When estimating distances from a table of velocity data, it is not necessary that the time intervals are equally spaced. After a space ship is launched, the following velocity data is obtained. Use these data to estimate the height above the Earth's surface at 120 seconds.
(0,0) (5,110) (17, 374) (25,550) (44,968) (60,1320) (69,1743) (129,4563) are the data points
questions
what is the lower estimate of distance traveled
what is the upper estimate of distance traveled
If you plot the points, it appears to be piecewise linear, with a slope change at x=60
So, interpolating between 69 and 129, we get
1743 + (51/60)(4563-1743) = 4140
To estimate the distance traveled, we can approximate it using the trapezoidal rule, which involves summing up the areas of trapezoids formed by adjacent data points.
First, let's calculate the height at 120 seconds using the given velocity data.
To estimate the height, we need to determine the velocity at 120 seconds. Since the time intervals are not evenly spaced, we need to interpolate the velocity at 120 seconds using the given data points.
For the given data points (t, v), we can interpolate the velocity at 120 seconds using linear interpolation. Linear interpolation can be done using the formula:
v = v1 + (v2 - v1) * ((t - t1) / (t2 - t1))
where (t1, v1) and (t2, v2) are the data points that form the range in which our target time, 120 seconds, lies.
From the given data, we can identify the range that contains 120 seconds:
(69, 1743) and (129, 4563)
Using the linear interpolation formula, we can calculate the velocity at 120 seconds:
v120 = 1743 + (4563 - 1743) * ((120 - 69) / (129 - 69))
= 1743 + 2820 * (51 / 60)
= 1743 + 2427
v120 ≈ 4170
Now that we have the interpolated velocity at 120 seconds, we can estimate the distance traveled.
Since the time intervals are not equal, we'll use the trapezoidal rule to approximate the distance traveled between each data point.
To estimate the lower and upper bounds of the distance traveled, we'll calculate the sum of the areas of the trapezoids formed by each adjacent pair of data points.

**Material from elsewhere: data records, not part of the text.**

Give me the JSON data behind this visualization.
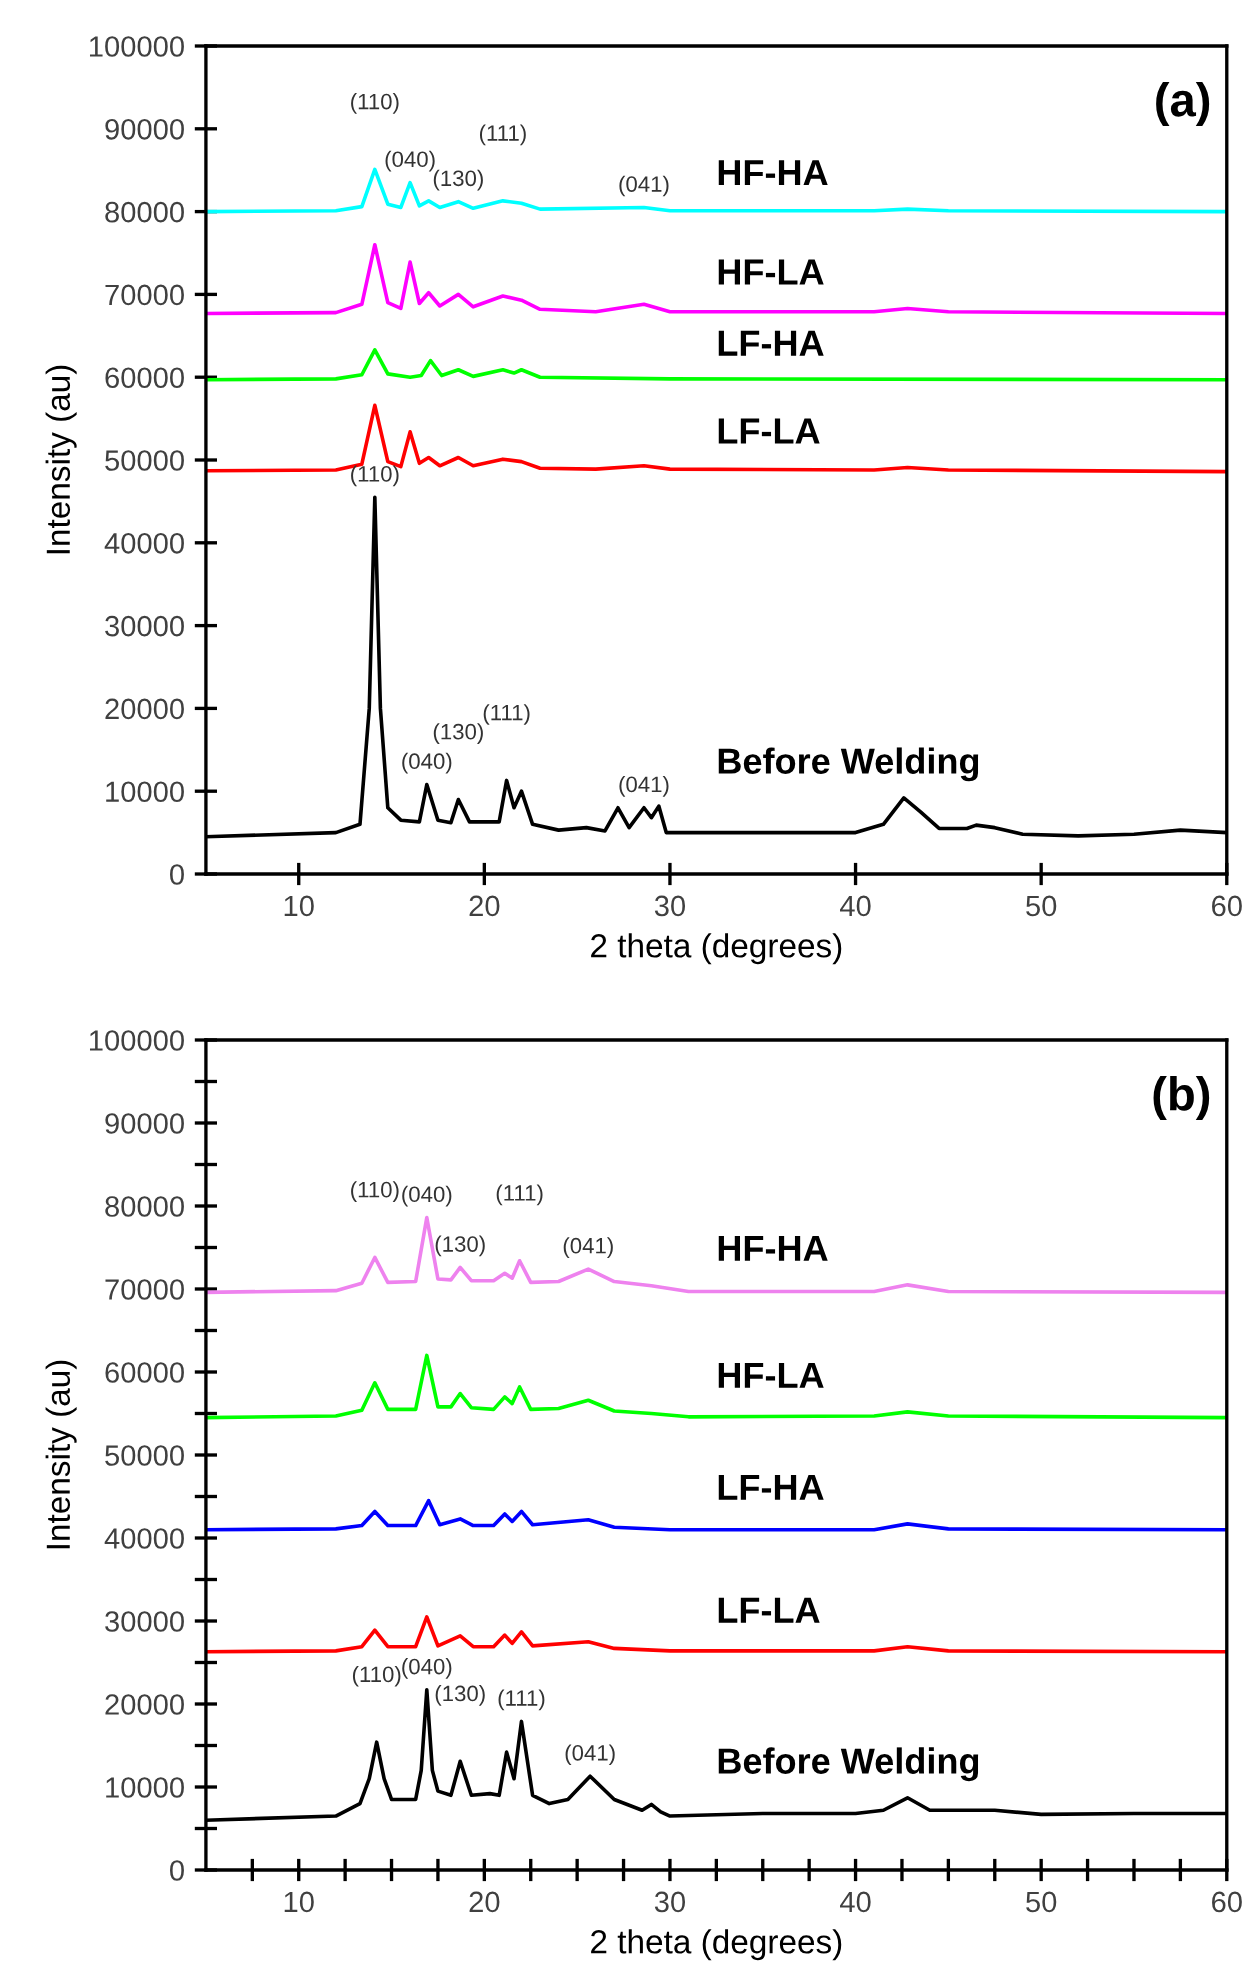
{
  "chart_data": [
    {
      "type": "line",
      "title": "(a)",
      "xlabel": "2 theta (degrees)",
      "ylabel": "Intensity (au)",
      "xlim": [
        5,
        60
      ],
      "ylim": [
        0,
        100000
      ],
      "xticks": [
        10,
        20,
        30,
        40,
        50,
        60
      ],
      "yticks": [
        0,
        10000,
        20000,
        30000,
        40000,
        50000,
        60000,
        70000,
        80000,
        90000,
        100000
      ],
      "grid": false,
      "legend": false,
      "marker": "none",
      "line_style": "solid",
      "series": [
        {
          "name": "HF-HA",
          "color": "#00ffff",
          "x": [
            5,
            12,
            13.4,
            14.1,
            14.8,
            15.5,
            16.0,
            16.5,
            17.0,
            17.6,
            18.6,
            19.4,
            21.0,
            22.0,
            23.0,
            28.6,
            30,
            41,
            42.8,
            45,
            60
          ],
          "values": [
            80000,
            80100,
            80600,
            85100,
            80900,
            80500,
            83500,
            80700,
            81300,
            80500,
            81200,
            80400,
            81300,
            81000,
            80300,
            80500,
            80100,
            80100,
            80300,
            80100,
            80000
          ]
        },
        {
          "name": "HF-LA",
          "color": "#ff00ff",
          "x": [
            5,
            12,
            13.4,
            14.1,
            14.8,
            15.5,
            16.0,
            16.5,
            17.0,
            17.6,
            18.6,
            19.4,
            21.0,
            22.0,
            23.0,
            26,
            28.6,
            30,
            41,
            42.8,
            45,
            60
          ],
          "values": [
            67700,
            67800,
            68800,
            76000,
            69000,
            68300,
            73900,
            68900,
            70200,
            68600,
            70000,
            68500,
            69800,
            69300,
            68200,
            67900,
            68800,
            67900,
            67900,
            68300,
            67900,
            67700
          ]
        },
        {
          "name": "LF-HA",
          "color": "#00ff00",
          "x": [
            5,
            12,
            13.4,
            14.1,
            14.8,
            16.0,
            16.6,
            17.1,
            17.7,
            18.6,
            19.4,
            21.0,
            21.6,
            22.0,
            23.0,
            30,
            60
          ],
          "values": [
            59700,
            59800,
            60300,
            63300,
            60400,
            60000,
            60200,
            62000,
            60200,
            60900,
            60100,
            60900,
            60500,
            60900,
            60000,
            59800,
            59700
          ]
        },
        {
          "name": "LF-LA",
          "color": "#ff0000",
          "x": [
            5,
            12,
            13.4,
            14.1,
            14.8,
            15.5,
            16.0,
            16.5,
            17.0,
            17.6,
            18.6,
            19.4,
            21.0,
            22.0,
            23.0,
            26,
            28.6,
            30,
            41,
            42.8,
            45,
            60
          ],
          "values": [
            48700,
            48800,
            49500,
            56600,
            49800,
            49200,
            53400,
            49600,
            50300,
            49300,
            50300,
            49300,
            50100,
            49800,
            49000,
            48900,
            49300,
            48900,
            48800,
            49100,
            48800,
            48600
          ]
        },
        {
          "name": "Before Welding",
          "color": "#000000",
          "x": [
            5,
            12,
            13.3,
            13.8,
            14.1,
            14.4,
            14.8,
            15.5,
            16.5,
            16.9,
            17.5,
            18.2,
            18.6,
            19.2,
            20.8,
            21.2,
            21.6,
            22.0,
            22.6,
            24,
            25.5,
            26.5,
            27.2,
            27.8,
            28.6,
            29.0,
            29.4,
            29.8,
            35,
            40,
            41.5,
            42.6,
            43.5,
            44.5,
            46,
            46.5,
            47.5,
            49,
            52,
            55,
            57.5,
            60
          ],
          "values": [
            4500,
            5000,
            6000,
            20000,
            45500,
            20000,
            8000,
            6500,
            6300,
            10800,
            6500,
            6200,
            9000,
            6300,
            6300,
            11300,
            8000,
            10000,
            6000,
            5300,
            5600,
            5200,
            8000,
            5600,
            8000,
            6800,
            8200,
            5000,
            5000,
            5000,
            6000,
            9200,
            7500,
            5500,
            5500,
            5900,
            5600,
            4800,
            4600,
            4800,
            5300,
            5000
          ]
        }
      ],
      "annotations": [
        {
          "text": "(040)",
          "x": 16.0,
          "y": 83500
        },
        {
          "text": "(110)",
          "x": 14.1,
          "y": 85100
        },
        {
          "text": "(130)",
          "x": 18.6,
          "y": 81200
        },
        {
          "text": "(111)",
          "x": 21.0,
          "y": 81300
        },
        {
          "text": "(041)",
          "x": 28.6,
          "y": 80500
        },
        {
          "text": "(040)",
          "x": 16.9,
          "y": 10800
        },
        {
          "text": "(130)",
          "x": 18.6,
          "y": 9000
        },
        {
          "text": "(110)",
          "x": 14.1,
          "y": 45500
        },
        {
          "text": "(111)",
          "x": 21.2,
          "y": 11300
        },
        {
          "text": "(041)",
          "x": 28.6,
          "y": 8000
        }
      ]
    },
    {
      "type": "line",
      "title": "(b)",
      "xlabel": "2 theta (degrees)",
      "ylabel": "Intensity (au)",
      "xlim": [
        5,
        60
      ],
      "ylim": [
        0,
        100000
      ],
      "xticks": [
        {
          "value": 7.5,
          "label": null
        },
        10,
        {
          "value": 12.5,
          "label": null
        },
        {
          "value": 15,
          "label": null
        },
        {
          "value": 17.5,
          "label": null
        },
        20,
        {
          "value": 22.5,
          "label": null
        },
        {
          "value": 25,
          "label": null
        },
        {
          "value": 27.5,
          "label": null
        },
        30,
        {
          "value": 32.5,
          "label": null
        },
        {
          "value": 35,
          "label": null
        },
        {
          "value": 37.5,
          "label": null
        },
        40,
        {
          "value": 42.5,
          "label": null
        },
        {
          "value": 45,
          "label": null
        },
        {
          "value": 47.5,
          "label": null
        },
        50,
        {
          "value": 52.5,
          "label": null
        },
        {
          "value": 55,
          "label": null
        },
        {
          "value": 57.5,
          "label": null
        },
        60
      ],
      "yticks": [
        0,
        {
          "value": 5000,
          "label": null
        },
        10000,
        {
          "value": 15000,
          "label": null
        },
        20000,
        {
          "value": 25000,
          "label": null
        },
        30000,
        {
          "value": 35000,
          "label": null
        },
        40000,
        {
          "value": 45000,
          "label": null
        },
        50000,
        {
          "value": 55000,
          "label": null
        },
        60000,
        {
          "value": 65000,
          "label": null
        },
        70000,
        {
          "value": 75000,
          "label": null
        },
        80000,
        {
          "value": 85000,
          "label": null
        },
        90000,
        {
          "value": 95000,
          "label": null
        },
        100000
      ],
      "grid": false,
      "legend": false,
      "marker": "none",
      "line_style": "solid",
      "series": [
        {
          "name": "HF-HA",
          "color": "#ee82ee",
          "x": [
            5,
            12,
            13.4,
            14.1,
            14.8,
            16.3,
            16.9,
            17.5,
            18.2,
            18.7,
            19.3,
            20.5,
            21.1,
            21.5,
            21.9,
            22.5,
            24,
            25.6,
            27,
            29,
            31,
            41,
            42.8,
            45,
            60
          ],
          "values": [
            69600,
            69800,
            70700,
            73800,
            70800,
            70900,
            78600,
            71200,
            71100,
            72600,
            71000,
            71000,
            71900,
            71300,
            73400,
            70800,
            70900,
            72400,
            70900,
            70400,
            69700,
            69700,
            70500,
            69700,
            69600
          ]
        },
        {
          "name": "HF-LA",
          "color": "#00ff00",
          "x": [
            5,
            12,
            13.4,
            14.1,
            14.8,
            16.3,
            16.9,
            17.5,
            18.2,
            18.7,
            19.3,
            20.5,
            21.1,
            21.5,
            21.9,
            22.5,
            24,
            25.6,
            27,
            29,
            31,
            41,
            42.8,
            45,
            60
          ],
          "values": [
            54500,
            54700,
            55400,
            58700,
            55500,
            55500,
            62000,
            55800,
            55800,
            57400,
            55700,
            55500,
            57000,
            56200,
            58200,
            55500,
            55600,
            56600,
            55300,
            55000,
            54600,
            54700,
            55200,
            54700,
            54500
          ]
        },
        {
          "name": "LF-HA",
          "color": "#0000ff",
          "x": [
            5,
            12,
            13.4,
            14.1,
            14.8,
            16.3,
            17.0,
            17.6,
            18.7,
            19.4,
            20.5,
            21.1,
            21.5,
            22.0,
            22.6,
            25.6,
            27,
            30,
            41,
            42.8,
            45,
            60
          ],
          "values": [
            41000,
            41100,
            41500,
            43200,
            41500,
            41500,
            44500,
            41600,
            42300,
            41500,
            41500,
            42900,
            42000,
            43200,
            41600,
            42200,
            41300,
            41000,
            41000,
            41700,
            41100,
            41000
          ]
        },
        {
          "name": "LF-LA",
          "color": "#ff0000",
          "x": [
            5,
            12,
            13.4,
            14.1,
            14.8,
            16.3,
            16.9,
            17.5,
            18.7,
            19.4,
            20.5,
            21.1,
            21.5,
            22.0,
            22.6,
            25.6,
            27,
            30,
            41,
            42.8,
            45,
            60
          ],
          "values": [
            26300,
            26400,
            26900,
            28900,
            26900,
            26900,
            30500,
            27000,
            28200,
            26900,
            26900,
            28300,
            27300,
            28700,
            27000,
            27500,
            26700,
            26400,
            26400,
            26900,
            26400,
            26300
          ]
        },
        {
          "name": "Before Welding",
          "color": "#000000",
          "x": [
            5,
            12,
            13.3,
            13.8,
            14.2,
            14.6,
            15.0,
            16.3,
            16.6,
            16.9,
            17.2,
            17.5,
            18.2,
            18.7,
            19.3,
            20.3,
            20.8,
            21.2,
            21.6,
            22.0,
            22.6,
            23.5,
            24.5,
            25.7,
            27,
            28.5,
            29.0,
            29.5,
            30,
            35,
            40,
            41.5,
            42.8,
            44,
            47.5,
            50,
            55,
            60
          ],
          "values": [
            6000,
            6500,
            8000,
            11000,
            15400,
            11000,
            8500,
            8500,
            12000,
            21700,
            12000,
            9500,
            9000,
            13100,
            9000,
            9200,
            9000,
            14200,
            11000,
            17900,
            9000,
            8000,
            8500,
            11300,
            8500,
            7200,
            7900,
            7000,
            6500,
            6800,
            6800,
            7200,
            8700,
            7200,
            7200,
            6700,
            6800,
            6800
          ]
        }
      ],
      "annotations": [
        {
          "text": "(040)",
          "x": 16.9,
          "y": 78600
        },
        {
          "text": "(110)",
          "x": 14.1,
          "y": 73800
        },
        {
          "text": "(130)",
          "x": 18.7,
          "y": 72600
        },
        {
          "text": "(111)",
          "x": 21.9,
          "y": 73400
        },
        {
          "text": "(041)",
          "x": 25.6,
          "y": 72400
        },
        {
          "text": "(040)",
          "x": 16.9,
          "y": 21700
        },
        {
          "text": "(110)",
          "x": 14.2,
          "y": 15400
        },
        {
          "text": "(111)",
          "x": 22.0,
          "y": 17900
        },
        {
          "text": "(130)",
          "x": 18.7,
          "y": 13100
        },
        {
          "text": "(041)",
          "x": 25.7,
          "y": 11300
        }
      ]
    }
  ]
}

This sum will give us an approximation of the distance.
Let's calculate the lower estimate of the distance traveled:
Lower estimate = Sum of (0.5 * (v2 + v1) * (t2 - t1)) for each adjacent data point pair
Using the given data:
Lower estimate = (0.5 * (110 + 0) * (5 - 0)) + (0.5 * (374 + 110) * (17 - 5)) + (0.5 * (550 + 374) * (25 - 17)) + (0.5 * (968 + 550) * (44 - 25)) + (0.5 * (1320 + 968) * (60 - 44)) + (0.5 * (1743 + 1320) * (69 - 60)) + (0.5 * (4170 + 1743) * (120 - 69)) + (0.5 * (4563 + 4170) * (120 - 129))
Lower estimate = 220 + 6157 + 8495 + 22819 + 49312 + 64801.5 + 108837.5 - 24562.5
Lower estimate ≈ 265180
Now, let's calculate the upper estimate of the distance traveled:
Upper estimate = Sum of (0.5 * (v1 + v2) * (t2 - t1)) for each adjacent data point pair
Using the given data:
Upper estimate = (0.5 * (0 + 110) * (5 - 0)) + (0.5 * (110 + 374) * (17 - 5)) + (0.5 * (374 + 550) * (25 - 17)) + (0.5 * (550 + 968) * (44 - 25)) + (0.5 * (968 + 1320) * (60 - 44)) + (0.5 * (1320 + 1743) * (69 - 60)) + (0.5 * (1743 + 4563) * (120 - 69)) + (0.5 * (4563 + 4170) * (120 - 129))
Upper estimate = 275 + 2420 + 5610 + 20960 + 41008 + 57092.5 + 223417.5 - 22804.5
Upper estimate ≈ 328879.5
Therefore, the lower estimate of the distance traveled is approximately 265180 and the upper estimate is approximately 328879.5 units.